The governor also has been in talks with movie theatre companies, which he said already are making efforts to deal with lines and introduce social distancing, the practice of staying away from crowded areas to reduce the spread of an infectious disease.

Earlier this week, the "Happiest Place on Earth" outlined the steps it was taking to keep its guests safe, including robust cleaning and sanitation procedures, training for employees and providing easily accessible hand-washing facilities.

The city of Anaheim said on its website it is closely watching the coronavirus outbreak in order to determine whether locations should be closed.

"We expect to see changes in Anaheim in coming days based on the (governor's) policy," officials said. "As a major visitor city, the guidelines cover Anaheim's sports, entertainment, convention and other venues, as well as larger events."

Inquiries to Six Flags Magic Mountain, Universal Studios Hollywood and Legoland California were not immediately returned Thursday morning.

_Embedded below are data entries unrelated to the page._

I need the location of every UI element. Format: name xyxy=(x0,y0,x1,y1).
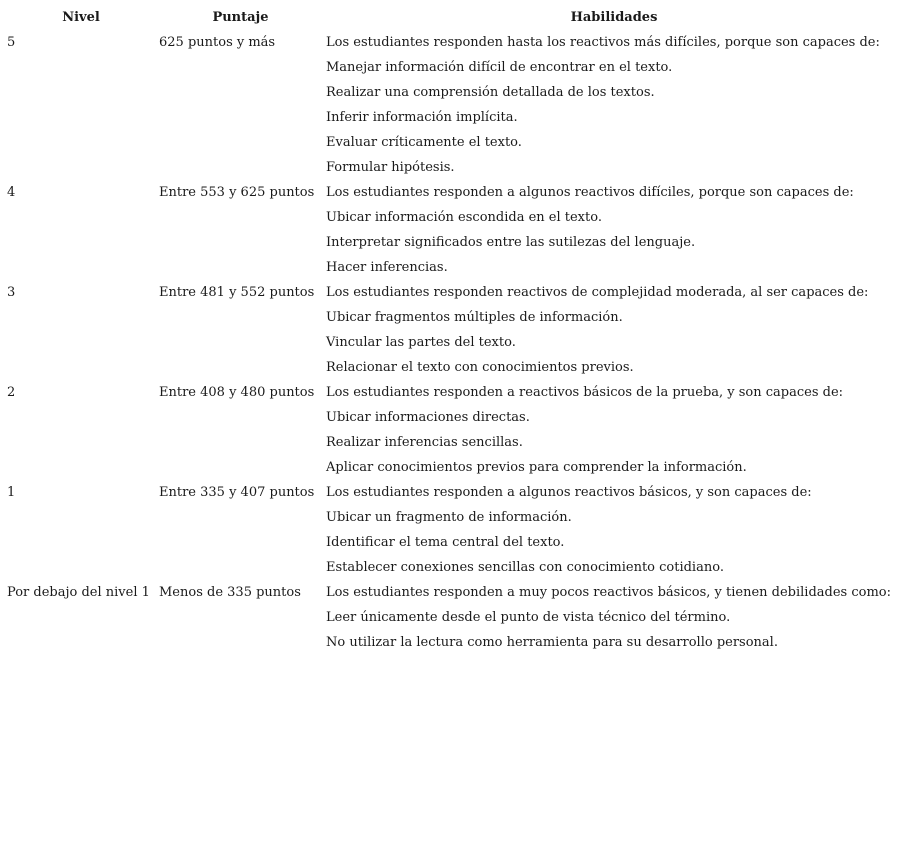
skill-cell: Establecer conexiones sencillas con conocimiento cotidiano. xyxy=(326,560,724,575)
table-header xyxy=(5,5,904,30)
skill-row xyxy=(5,105,904,130)
score-cell xyxy=(157,530,324,555)
score-cell xyxy=(157,630,324,655)
skill-row xyxy=(5,405,904,430)
skill-row xyxy=(5,555,904,580)
skill-row xyxy=(5,605,904,630)
score-cell xyxy=(157,105,324,130)
level-row xyxy=(5,180,904,205)
level-cell xyxy=(5,530,157,555)
level-row xyxy=(5,480,904,505)
skill-cell: Evaluar críticamente el texto. xyxy=(326,135,522,150)
skill-cell: Hacer inferencias. xyxy=(326,260,448,275)
level-cell xyxy=(5,130,157,155)
header-habilidades: Habilidades xyxy=(570,10,658,25)
level-cell xyxy=(5,230,157,255)
score-cell xyxy=(157,305,324,330)
score-cell: Entre 481 y 552 puntos xyxy=(159,285,315,300)
score-cell xyxy=(157,355,324,380)
level-cell xyxy=(5,305,157,330)
skill-cell: Interpretar significados entre las sutilezas del lenguaje. xyxy=(326,235,696,250)
table-body xyxy=(5,30,904,655)
skill-cell: Ubicar informaciones directas. xyxy=(326,410,530,425)
level-cell: 2 xyxy=(7,385,16,400)
skill-row xyxy=(5,155,904,180)
level-cell: Por debajo del nivel 1 xyxy=(7,585,150,600)
skill-cell: Ubicar un fragmento de información. xyxy=(326,510,572,525)
skill-row xyxy=(5,305,904,330)
skill-cell: Identificar el tema central del texto. xyxy=(326,535,565,550)
level-cell xyxy=(5,155,157,180)
skill-row xyxy=(5,530,904,555)
score-cell xyxy=(157,505,324,530)
score-cell: Entre 335 y 407 puntos xyxy=(159,485,315,500)
header-puntaje: Puntaje xyxy=(212,10,269,25)
level-cell: 4 xyxy=(7,185,16,200)
skill-row xyxy=(5,205,904,230)
level-cell xyxy=(5,605,157,630)
score-cell xyxy=(157,555,324,580)
level-cell xyxy=(5,255,157,280)
score-cell xyxy=(157,55,324,80)
skill-intro-cell: Los estudiantes responden hasta los reactivos más difíciles, porque son capaces de: xyxy=(326,35,880,50)
level-row xyxy=(5,380,904,405)
skill-cell: Formular hipótesis. xyxy=(326,160,455,175)
skill-cell: Aplicar conocimientos previos para comprender la información. xyxy=(326,460,747,475)
score-cell xyxy=(157,130,324,155)
score-cell xyxy=(157,80,324,105)
level-cell xyxy=(5,55,157,80)
skill-cell: Realizar una comprensión detallada de los textos. xyxy=(326,85,655,100)
header-row xyxy=(5,5,904,30)
skill-row xyxy=(5,630,904,655)
level-row xyxy=(5,30,904,55)
level-cell xyxy=(5,430,157,455)
level-cell xyxy=(5,630,157,655)
score-cell xyxy=(157,155,324,180)
skill-row xyxy=(5,505,904,530)
skill-intro-cell: Los estudiantes responden a reactivos básicos de la prueba, y son capaces de: xyxy=(326,385,844,400)
header-nivel: Nivel xyxy=(62,10,100,25)
level-cell xyxy=(5,455,157,480)
skill-cell: Leer únicamente desde el punto de vista técnico del término. xyxy=(326,610,731,625)
skill-cell: Manejar información difícil de encontrar en el texto. xyxy=(326,60,673,75)
score-cell xyxy=(157,230,324,255)
skill-intro-cell: Los estudiantes responden a muy pocos reactivos básicos, y tienen debilidades como: xyxy=(326,585,891,600)
skill-cell: Vincular las partes del texto. xyxy=(326,335,516,350)
level-cell: 5 xyxy=(7,35,16,50)
level-row xyxy=(5,280,904,305)
skill-row xyxy=(5,130,904,155)
score-cell: 625 puntos y más xyxy=(159,35,276,50)
score-cell xyxy=(157,455,324,480)
level-cell xyxy=(5,105,157,130)
reading-levels-table xyxy=(5,5,904,655)
score-cell: Entre 408 y 480 puntos xyxy=(159,385,315,400)
level-cell xyxy=(5,80,157,105)
skill-cell: No utilizar la lectura como herramienta para su desarrollo personal. xyxy=(326,635,778,650)
skill-row xyxy=(5,230,904,255)
skill-row xyxy=(5,255,904,280)
score-cell: Menos de 335 puntos xyxy=(159,585,301,600)
skill-row xyxy=(5,455,904,480)
level-row xyxy=(5,580,904,605)
skill-row xyxy=(5,55,904,80)
score-cell xyxy=(157,405,324,430)
score-cell xyxy=(157,430,324,455)
skill-row xyxy=(5,430,904,455)
level-cell xyxy=(5,505,157,530)
level-cell xyxy=(5,555,157,580)
level-cell xyxy=(5,355,157,380)
score-cell xyxy=(157,205,324,230)
skill-cell: Inferir información implícita. xyxy=(326,110,518,125)
skill-row xyxy=(5,330,904,355)
score-cell xyxy=(157,330,324,355)
score-cell xyxy=(157,605,324,630)
skill-cell: Ubicar fragmentos múltiples de información. xyxy=(326,310,623,325)
skill-intro-cell: Los estudiantes responden a algunos reactivos básicos, y son capaces de: xyxy=(326,485,812,500)
level-cell xyxy=(5,405,157,430)
skill-row xyxy=(5,80,904,105)
level-cell xyxy=(5,330,157,355)
level-cell xyxy=(5,205,157,230)
skill-row xyxy=(5,355,904,380)
score-cell: Entre 553 y 625 puntos xyxy=(159,185,315,200)
score-cell xyxy=(157,255,324,280)
level-cell: 3 xyxy=(7,285,16,300)
skill-cell: Ubicar información escondida en el texto. xyxy=(326,210,602,225)
skill-cell: Realizar inferencias sencillas. xyxy=(326,435,523,450)
level-cell: 1 xyxy=(7,485,16,500)
skill-cell: Relacionar el texto con conocimientos previos. xyxy=(326,360,634,375)
skill-intro-cell: Los estudiantes responden reactivos de complejidad moderada, al ser capaces de: xyxy=(326,285,869,300)
skill-intro-cell: Los estudiantes responden a algunos reactivos difíciles, porque son capaces de: xyxy=(326,185,854,200)
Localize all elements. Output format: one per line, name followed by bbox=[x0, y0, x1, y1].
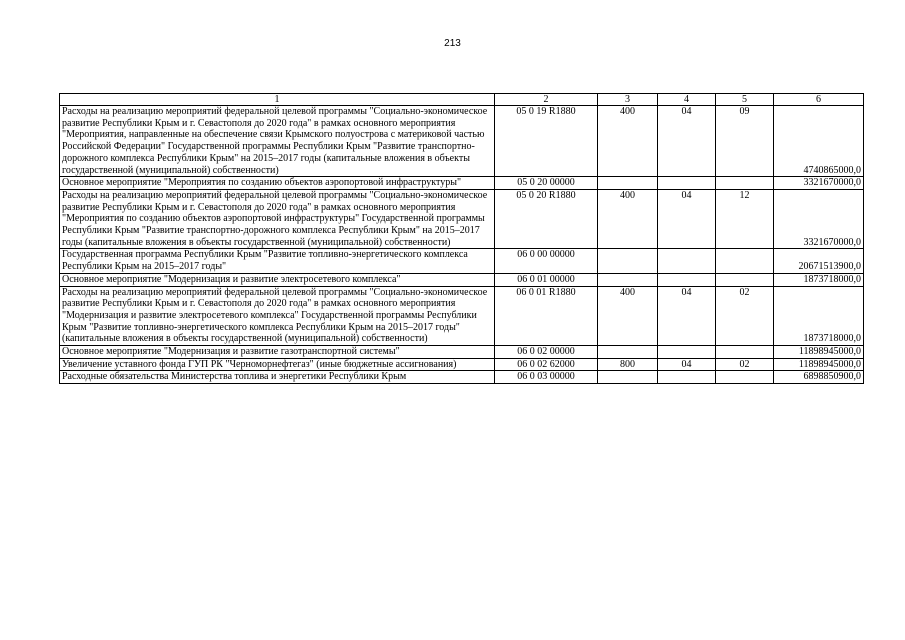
row-section: 04 bbox=[658, 189, 716, 249]
table-row bbox=[60, 346, 864, 359]
row-expense-type bbox=[598, 177, 658, 190]
row-description: Расходные обязательства Министерства топлива и энергетики Республики Крым bbox=[60, 371, 495, 384]
row-expense-type bbox=[598, 273, 658, 286]
row-amount: 6898850900,0 bbox=[774, 371, 864, 384]
page-number: 213 bbox=[444, 38, 461, 49]
row-description: Основное мероприятие "Модернизация и развитие газотранспортной системы" bbox=[60, 346, 495, 359]
row-description: Расходы на реализацию мероприятий федеральной целевой программы "Социально-экономическое развитие Республики Крым и г. Севастополя до 2020 года" в рамках основного мероприятия "Мероприятия, направленные на обеспечение связи Крымского полуострова с материковой частью Российской Федерации" Государственной программы Республики Крым "Развитие транспортно-дорожного комплекса Республики Крым" на 2015–2017 годы (капитальные вложения в объекты государственной (муниципальной) собственности) bbox=[60, 106, 495, 177]
row-expense-type bbox=[598, 371, 658, 384]
table-row bbox=[60, 273, 864, 286]
table-row bbox=[60, 106, 864, 177]
row-section bbox=[658, 346, 716, 359]
row-expense-type: 400 bbox=[598, 286, 658, 346]
row-section bbox=[658, 273, 716, 286]
row-expense-type: 800 bbox=[598, 358, 658, 371]
table-row bbox=[60, 371, 864, 384]
row-subsection bbox=[716, 346, 774, 359]
row-amount: 4740865000,0 bbox=[774, 106, 864, 177]
row-section bbox=[658, 249, 716, 273]
row-section: 04 bbox=[658, 358, 716, 371]
table-row bbox=[60, 358, 864, 371]
column-header-4: 4 bbox=[658, 94, 716, 106]
row-subsection: 09 bbox=[716, 106, 774, 177]
row-expense-type bbox=[598, 346, 658, 359]
row-subsection: 12 bbox=[716, 189, 774, 249]
row-code: 06 0 02 62000 bbox=[495, 358, 598, 371]
column-header-3: 3 bbox=[598, 94, 658, 106]
row-subsection: 02 bbox=[716, 358, 774, 371]
row-description: Основное мероприятие "Мероприятия по созданию объектов аэропортовой инфраструктуры" bbox=[60, 177, 495, 190]
column-header-2: 2 bbox=[495, 94, 598, 106]
row-section: 04 bbox=[658, 286, 716, 346]
row-amount: 1873718000,0 bbox=[774, 273, 864, 286]
table-row bbox=[60, 177, 864, 190]
row-code: 06 0 03 00000 bbox=[495, 371, 598, 384]
row-section bbox=[658, 371, 716, 384]
row-section bbox=[658, 177, 716, 190]
row-code: 06 0 00 00000 bbox=[495, 249, 598, 273]
row-expense-type bbox=[598, 249, 658, 273]
row-description: Государственная программа Республики Крым "Развитие топливно-энергетического комплекса Республики Крым на 2015–2017 годы" bbox=[60, 249, 495, 273]
column-header-6: 6 bbox=[774, 94, 864, 106]
budget-table bbox=[59, 93, 864, 384]
row-code: 05 0 19 R1880 bbox=[495, 106, 598, 177]
table-row bbox=[60, 249, 864, 273]
row-amount: 20671513900,0 bbox=[774, 249, 864, 273]
column-header-5: 5 bbox=[716, 94, 774, 106]
row-subsection bbox=[716, 273, 774, 286]
table-row bbox=[60, 189, 864, 249]
row-code: 05 0 20 R1880 bbox=[495, 189, 598, 249]
table-row bbox=[60, 286, 864, 346]
row-expense-type: 400 bbox=[598, 189, 658, 249]
row-amount: 1873718000,0 bbox=[774, 286, 864, 346]
row-code: 05 0 20 00000 bbox=[495, 177, 598, 190]
row-amount: 11898945000,0 bbox=[774, 358, 864, 371]
row-amount: 3321670000,0 bbox=[774, 177, 864, 190]
row-expense-type: 400 bbox=[598, 106, 658, 177]
row-description: Основное мероприятие "Модернизация и развитие электросетевого комплекса" bbox=[60, 273, 495, 286]
row-subsection bbox=[716, 177, 774, 190]
row-amount: 11898945000,0 bbox=[774, 346, 864, 359]
row-description: Расходы на реализацию мероприятий федеральной целевой программы "Социально-экономическое развитие Республики Крым и г. Севастополя до 2020 года" в рамках основного мероприятия "Мероприятия по созданию объектов аэропортовой инфраструктуры" Государственной программы Республики Крым "Развитие транспортно-дорожного комплекса Республики Крым" на 2015–2017 годы (капитальные вложения в объекты государственной (муниципальной) собственности) bbox=[60, 189, 495, 249]
row-subsection: 02 bbox=[716, 286, 774, 346]
column-header-1: 1 bbox=[60, 94, 495, 106]
row-code: 06 0 01 00000 bbox=[495, 273, 598, 286]
row-subsection bbox=[716, 371, 774, 384]
row-section: 04 bbox=[658, 106, 716, 177]
row-amount: 3321670000,0 bbox=[774, 189, 864, 249]
row-code: 06 0 02 00000 bbox=[495, 346, 598, 359]
row-description: Расходы на реализацию мероприятий федеральной целевой программы "Социально-экономическое развитие Республики Крым и г. Севастополя до 2020 года" в рамках основного мероприятия "Модернизация и развитие электросетевого комплекса" Государственной программы Республики Крым "Развитие топливно-энергетического комплекса Республики Крым на 2015–2017 годы" (капитальные вложения в объекты государственной (муниципальной) собственности) bbox=[60, 286, 495, 346]
row-code: 06 0 01 R1880 bbox=[495, 286, 598, 346]
header-row bbox=[60, 94, 864, 106]
row-description: Увеличение уставного фонда ГУП РК "Черноморнефтегаз" (иные бюджетные ассигнования) bbox=[60, 358, 495, 371]
row-subsection bbox=[716, 249, 774, 273]
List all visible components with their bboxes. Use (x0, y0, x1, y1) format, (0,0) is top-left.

Mike Spanos, president and chief executive of the Six Flags Entertainment Corp., previously wrote a public note emphasizing "the top priority at Six Flags is the safety and the well-being of our guests and team members."

He said Six Flags has "significantly enhanced" its cleaning and sanitation efforts and is asking employees who are sick to stay home.

"If anyone has a fever or becomes sick while at work, we will immediately release them to see their medical provider," he wrote. "We hope that these measures give you confidence that we are taking the necessary precautions in this evolving situation."

California's new guidelines broadly apply requirements that have been adopted in counties that are struggling to combat community spread of the coronavirus. Until now, the decision to implement such measures had been left to the discretion of county public health officials, who the governor previously said are best equipped to make decisions for their communities.

Public health experts say county health departments make the change when the virus spreads at a scale that makes it difficult to trace everyone who may have been exposed to the disease, allowing officials to focus resources on protecting hospitals, nursing homes and other facilities most at risk.